The party would continue every time the VJs would go on air and speak through their passion of music. Through the years, MuchMusic had waves of VJs, each of whom would leave their mark on the pop-culture goliath. “Rick the temp” Campanelli, Erica Ehm, Steve Anthony, Master T and Ed the Sock all started as unknowns until MuchMusic introduced them to all of Canada from the heart of Toronto.
Each wave of VJs carried on the tradition of challenging traditional journalism by being themselves while making fun and quirky television, like occasionally throwing a Christmas tree off the roof.
It wasn’t until 2007 when I started watching MuchMusic. I recall watching VJs Leah Miller, Matte Babel, Tim Deegan, Sarah Taylor and Devon Soltendieck carry on that tradition. Fans would swarm the intersection of Queen and John to see their favourite celebrities face-to-face, whether for Kelly Clarkson, Maroon 5, Katy Perry or Lady Gaga.
In the late 2000s and early 2010s, MuchMusic underwent a major rebrand, most notably dropping “Music” from its name and logo.

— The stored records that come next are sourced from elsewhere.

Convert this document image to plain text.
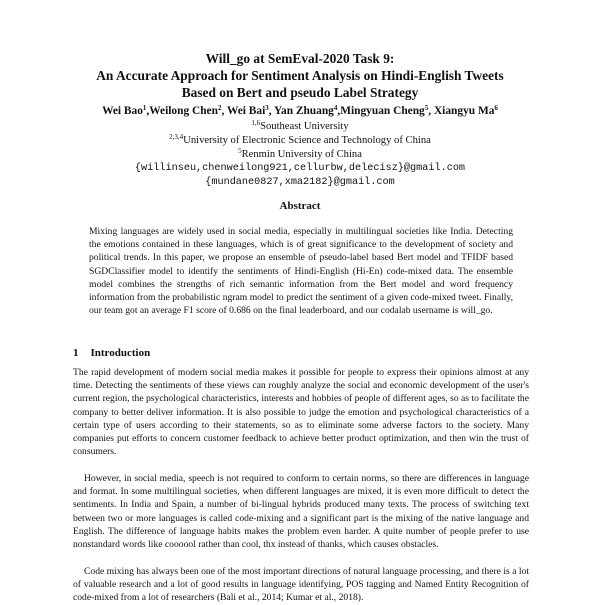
Will_go at SemEval-2020 Task 9:
An Accurate Approach for Sentiment Analysis on Hindi-English Tweets
Based on Bert and pseudo Label Strategy
Wei Bao$^1$,Weilong Chen$^2$, Wei Bai$^3$, Yan Zhuang$^4$,Mingyuan Cheng$^5$, Xiangyu Ma$^6$
$^{1,6}$Southeast University
$^{2,3,4}$University of Electronic Science and Technology of China
$^5$Renmin University of China
{willinseu,chenweilong921,cellurbw,delecisz}@gmail.com
{mundane0827,xma2182}@gmail.com
Abstract

Mixing languages are widely used in social media, especially in multilingual societies like India. Detecting the emotions contained in these languages, which is of great significance to the development of society and political trends. In this paper, we propose an ensemble of pseudo-label based Bert model and TFIDF based SGDClassifier model to identify the sentiments of Hindi-English (Hi-En) code-mixed data. The ensemble model combines the strengths of rich semantic information from the Bert model and word frequency information from the probabilistic ngram model to predict the sentiment of a given code-mixed tweet. Finally, our team got an average F1 score of 0.686 on the final leaderboard, and our codalab username is will_go.

1 Introduction

The rapid development of modern social media makes it possible for people to express their opinions almost at any time. Detecting the sentiments of these views can roughly analyze the social and economic development of the user's current region, the psychological characteristics, interests and hobbies of people of different ages, so as to facilitate the company to better deliver information. It is also possible to judge the emotion and psychological characteristics of a certain type of users according to their statements, so as to eliminate some adverse factors to the society. Many companies put efforts to concern customer feedback to achieve better product optimization, and then win the trust of consumers.

However, in social media, speech is not required to conform to certain norms, so there are differences in language and format. In some multilingual societies, when different languages are mixed, it is even more difficult to detect the sentiments. In India and Spain, a number of bi-lingual hybrids produced many texts. The process of switching text between two or more languages is called code-mixing and a significant part is the mixing of the native language and English. The difference of language habits makes the problem even harder. A quite number of people prefer to use nonstandard words like coooool rather than cool, thx instead of thanks, which causes obstacles.

Code mixing has always been one of the most important directions of natural language processing, and there is a lot of valuable research and a lot of good results in language identifying, POS tagging and Named Entity Recognition of code-mixed from a lot of researchers (Bali et al., 2014; Kumar et al., 2018).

Now stylized as Much, the brand tried to re-align its goals to meet the desires of a digital-focused audience.
The late original productions of New.Music.Live., Much Countdown, Today’s Top 10 and Video on Trial all served as reminders how the station tried to evolve in a more mainstream industry, until they each faced their inevitable cancellations.
With the rise of YouTube, fans of the station no longer needed to wait hours for someone in a control room to program their favourite music videos. This new platform proved that the world was evolving; Much wasn’t.
The foundations of the specialty channel—music videos—were once the oxygen it fed on, but with the emergence of the Internet, Much was left on life support.
In an effort to break ties with an outdated standard and shift to teen reality, Much had sent in requests to the CRTC with hopes of reducing the required amount of music programming; however, they frequently found themselves unsuccessful.
Today, Much still manages to hobble along in a cut-throat industry. There was a slight digital push in 2015, introducing “Much creators” who are essentially YouTubers now associated with the Much name that have access to studio space and equipment.
Original productions, however, are nearly extinct. One of its sole remaining original productions, the MuchMusic Video Awards, still makes its annual appearance, but was recently subject to its own rebranding as the iHeartRadio MMVAs in 2016.
Much now spends its remaining days in a vault. Piles of archives are locked away in the basement of 299 Queen St. W. As fans hope for it to be unlocked, we, including myself, still remember the iconic moments this station has brought to so many Canadians.
Parent company Bell Media recently rebranded four of its other specialty channels to be extensions of the CTV umbrella, leaving Much one of the few remaining separate entities. However, with no daily in-house original productions (aside from required music video programming), the channel relies on syndicated shows, most of which are coming from its American counterpart, Comedy Central.
Much’s quarter-life crisis over the past few years may have been the final nail in its coffin. While others say their goodbyes, I hope this will ignite the next stage of the nation’s music station.
As Ward recalls in his book, “Much came along at a time of brilliant creative outburst in Canadian music. We represented that perfect counterpart to ambition: opportunity.”